Cuando empezaron a sonar rumores de la llegada de una posible segunda ola de contagios y muertes de CoVid-19 al Perú, pareció una pesadilla. No solo por la herida terrible que había dejado en el país la pandemia durante todo el 2020, sino porque el vacado ex Presidente Martín Vizcarra y sus sucesores del gobierno morado habían sido completamente incapaces de implementar las medidas que debieron haber implementado para luchar contra la primera ola. Cuando esta segunda ola improbable para muchos llegó, los mismos problemas exactamente se repitieron como una película de terror que acabábamos de terminar de vivir: la falta de oxígeno, las familias desesperadas por camas UCI, las cifras de contagio y hospitalización y muerte disparándose y, finalmente, la salud mental de los peruanos atravesando por uno de sus momentos más duros.
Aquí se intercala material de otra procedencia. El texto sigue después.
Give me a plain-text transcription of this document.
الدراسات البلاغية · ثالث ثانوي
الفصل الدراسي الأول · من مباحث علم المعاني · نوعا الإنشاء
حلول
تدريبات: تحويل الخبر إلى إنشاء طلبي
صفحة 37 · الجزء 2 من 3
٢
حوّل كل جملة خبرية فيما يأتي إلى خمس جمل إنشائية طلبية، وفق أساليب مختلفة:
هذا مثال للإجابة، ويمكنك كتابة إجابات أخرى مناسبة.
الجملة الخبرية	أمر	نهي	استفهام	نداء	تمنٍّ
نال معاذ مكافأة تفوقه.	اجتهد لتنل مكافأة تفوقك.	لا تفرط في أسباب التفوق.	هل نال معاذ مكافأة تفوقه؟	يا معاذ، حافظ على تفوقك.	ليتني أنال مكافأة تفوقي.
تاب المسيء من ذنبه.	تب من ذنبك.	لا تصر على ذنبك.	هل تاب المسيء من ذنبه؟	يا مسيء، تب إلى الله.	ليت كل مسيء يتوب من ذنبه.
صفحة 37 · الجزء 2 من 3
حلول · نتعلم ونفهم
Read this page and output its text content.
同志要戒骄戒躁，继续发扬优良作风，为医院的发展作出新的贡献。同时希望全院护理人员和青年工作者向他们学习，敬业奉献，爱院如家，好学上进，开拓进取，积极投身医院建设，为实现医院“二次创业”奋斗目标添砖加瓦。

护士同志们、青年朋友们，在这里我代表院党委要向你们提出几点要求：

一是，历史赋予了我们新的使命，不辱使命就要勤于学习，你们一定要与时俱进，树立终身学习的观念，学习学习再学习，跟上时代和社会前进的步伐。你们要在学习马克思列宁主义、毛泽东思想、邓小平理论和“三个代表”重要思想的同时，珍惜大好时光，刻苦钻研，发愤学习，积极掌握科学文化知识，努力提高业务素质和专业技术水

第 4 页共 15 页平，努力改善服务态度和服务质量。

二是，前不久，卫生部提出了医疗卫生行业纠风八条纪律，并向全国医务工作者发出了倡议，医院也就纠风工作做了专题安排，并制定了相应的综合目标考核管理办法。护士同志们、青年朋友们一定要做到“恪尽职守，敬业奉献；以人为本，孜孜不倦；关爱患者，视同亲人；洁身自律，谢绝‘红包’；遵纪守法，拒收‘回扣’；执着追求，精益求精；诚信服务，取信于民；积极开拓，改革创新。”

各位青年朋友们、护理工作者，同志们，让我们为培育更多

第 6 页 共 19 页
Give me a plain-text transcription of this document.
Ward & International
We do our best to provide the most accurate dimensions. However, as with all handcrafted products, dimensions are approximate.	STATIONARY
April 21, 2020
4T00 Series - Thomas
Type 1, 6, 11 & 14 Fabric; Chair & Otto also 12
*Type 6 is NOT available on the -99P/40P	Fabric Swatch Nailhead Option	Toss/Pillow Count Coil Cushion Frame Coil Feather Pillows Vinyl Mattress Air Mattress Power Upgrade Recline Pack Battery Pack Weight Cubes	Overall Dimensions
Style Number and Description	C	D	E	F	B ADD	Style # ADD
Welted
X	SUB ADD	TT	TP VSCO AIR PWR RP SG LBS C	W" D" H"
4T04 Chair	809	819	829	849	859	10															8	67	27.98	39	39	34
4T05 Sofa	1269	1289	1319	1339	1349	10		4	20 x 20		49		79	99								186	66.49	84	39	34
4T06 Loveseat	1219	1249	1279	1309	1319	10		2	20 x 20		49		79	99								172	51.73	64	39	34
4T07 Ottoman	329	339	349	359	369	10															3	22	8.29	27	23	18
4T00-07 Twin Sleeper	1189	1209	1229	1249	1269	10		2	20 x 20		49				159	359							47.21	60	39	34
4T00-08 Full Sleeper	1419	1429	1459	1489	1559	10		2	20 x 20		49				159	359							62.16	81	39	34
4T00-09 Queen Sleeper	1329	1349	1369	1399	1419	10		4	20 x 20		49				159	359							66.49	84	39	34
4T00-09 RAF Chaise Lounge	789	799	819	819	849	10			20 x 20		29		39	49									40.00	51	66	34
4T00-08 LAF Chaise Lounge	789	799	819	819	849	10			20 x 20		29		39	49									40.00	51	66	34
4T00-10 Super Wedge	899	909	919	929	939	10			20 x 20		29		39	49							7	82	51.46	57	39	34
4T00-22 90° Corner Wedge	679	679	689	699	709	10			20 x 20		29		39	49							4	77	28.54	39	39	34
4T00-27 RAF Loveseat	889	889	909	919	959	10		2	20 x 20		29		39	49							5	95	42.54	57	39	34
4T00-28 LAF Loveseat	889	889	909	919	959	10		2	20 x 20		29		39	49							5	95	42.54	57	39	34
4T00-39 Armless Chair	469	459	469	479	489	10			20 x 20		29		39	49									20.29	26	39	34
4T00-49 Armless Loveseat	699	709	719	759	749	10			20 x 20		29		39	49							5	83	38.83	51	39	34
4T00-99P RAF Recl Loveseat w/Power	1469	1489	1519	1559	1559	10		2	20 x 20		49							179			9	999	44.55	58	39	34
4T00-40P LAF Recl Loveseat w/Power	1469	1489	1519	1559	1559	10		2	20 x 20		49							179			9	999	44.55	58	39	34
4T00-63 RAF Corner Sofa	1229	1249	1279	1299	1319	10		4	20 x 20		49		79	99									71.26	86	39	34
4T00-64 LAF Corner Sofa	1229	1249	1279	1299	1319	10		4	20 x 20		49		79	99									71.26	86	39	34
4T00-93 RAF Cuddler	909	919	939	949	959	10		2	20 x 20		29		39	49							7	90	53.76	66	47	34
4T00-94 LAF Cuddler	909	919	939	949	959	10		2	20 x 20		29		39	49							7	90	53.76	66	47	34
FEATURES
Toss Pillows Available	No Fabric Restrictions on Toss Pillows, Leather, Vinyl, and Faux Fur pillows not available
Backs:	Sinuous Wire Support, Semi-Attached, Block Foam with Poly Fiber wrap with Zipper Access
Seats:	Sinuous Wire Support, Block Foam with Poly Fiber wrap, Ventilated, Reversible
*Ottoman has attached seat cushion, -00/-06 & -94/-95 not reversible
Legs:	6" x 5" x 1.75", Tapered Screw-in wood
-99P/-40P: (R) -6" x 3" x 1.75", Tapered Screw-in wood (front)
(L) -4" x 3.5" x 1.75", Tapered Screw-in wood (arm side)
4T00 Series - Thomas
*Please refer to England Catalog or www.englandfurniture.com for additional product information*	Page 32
A todo lo anterior habría que sumarle que con la llegada de la segunda ola tendrían que haber llegado al Perú millones de vacunas -como han llegado a casi todos nuestros países vecinos- para inmunizar a nuestra población y poder resistir. Las vacunas, como en su momento el oxígeno, no llegaron. Se nos dijo que habíamos comprado una cantidad suficiente de vacunas que permitiría que las clases escolares se reactiven de manera semipresencial. No sucedió, y las tablets que Martín Vizcarra prometió desde marzo del año pasado siguen en proceso. Habrá una generación entera de niños que le deberá a Vizcarra y a Sagasti un hueco en la ya famélica educación secundaria pública que nuestros niños reciben. Mientras la tragedia sigue su curso, durante esta Semana Santa, han vuelto a morir nuestros compatriotas por decenas de miles. Casi 300 al día.

Como durante el año pasado, la bulla política -esta vez generada por estas grises elecciones- ha logrado que los peruanos perdamos mirada de lo importante para concentrarnos en lo urgente. Hay, sin embargo, preguntas que tarde o temprano todos los ministros de salud de esta temporada deberán responder frente a una Comisión de la Verdad o a una Comisión Investigadora del congreso. Nos parece inadmisible, por ejemplo, que el Sistema Nacional de Defunciones cuente la muerte de más de 120mil peruanos mientras que el Ministerio de Salud sigue publicando diariamente una cifra que no alcanza ni a la mitad de la primera. ¿Es que no hay conversación entre las entidades públicas? ¿Qué pasa con el señor Sagasti que no es capaz de lograr algo tan sencillo como homologar data que todos los peruanos merecemos conocer? Nos han llevado a normalizar la muerte.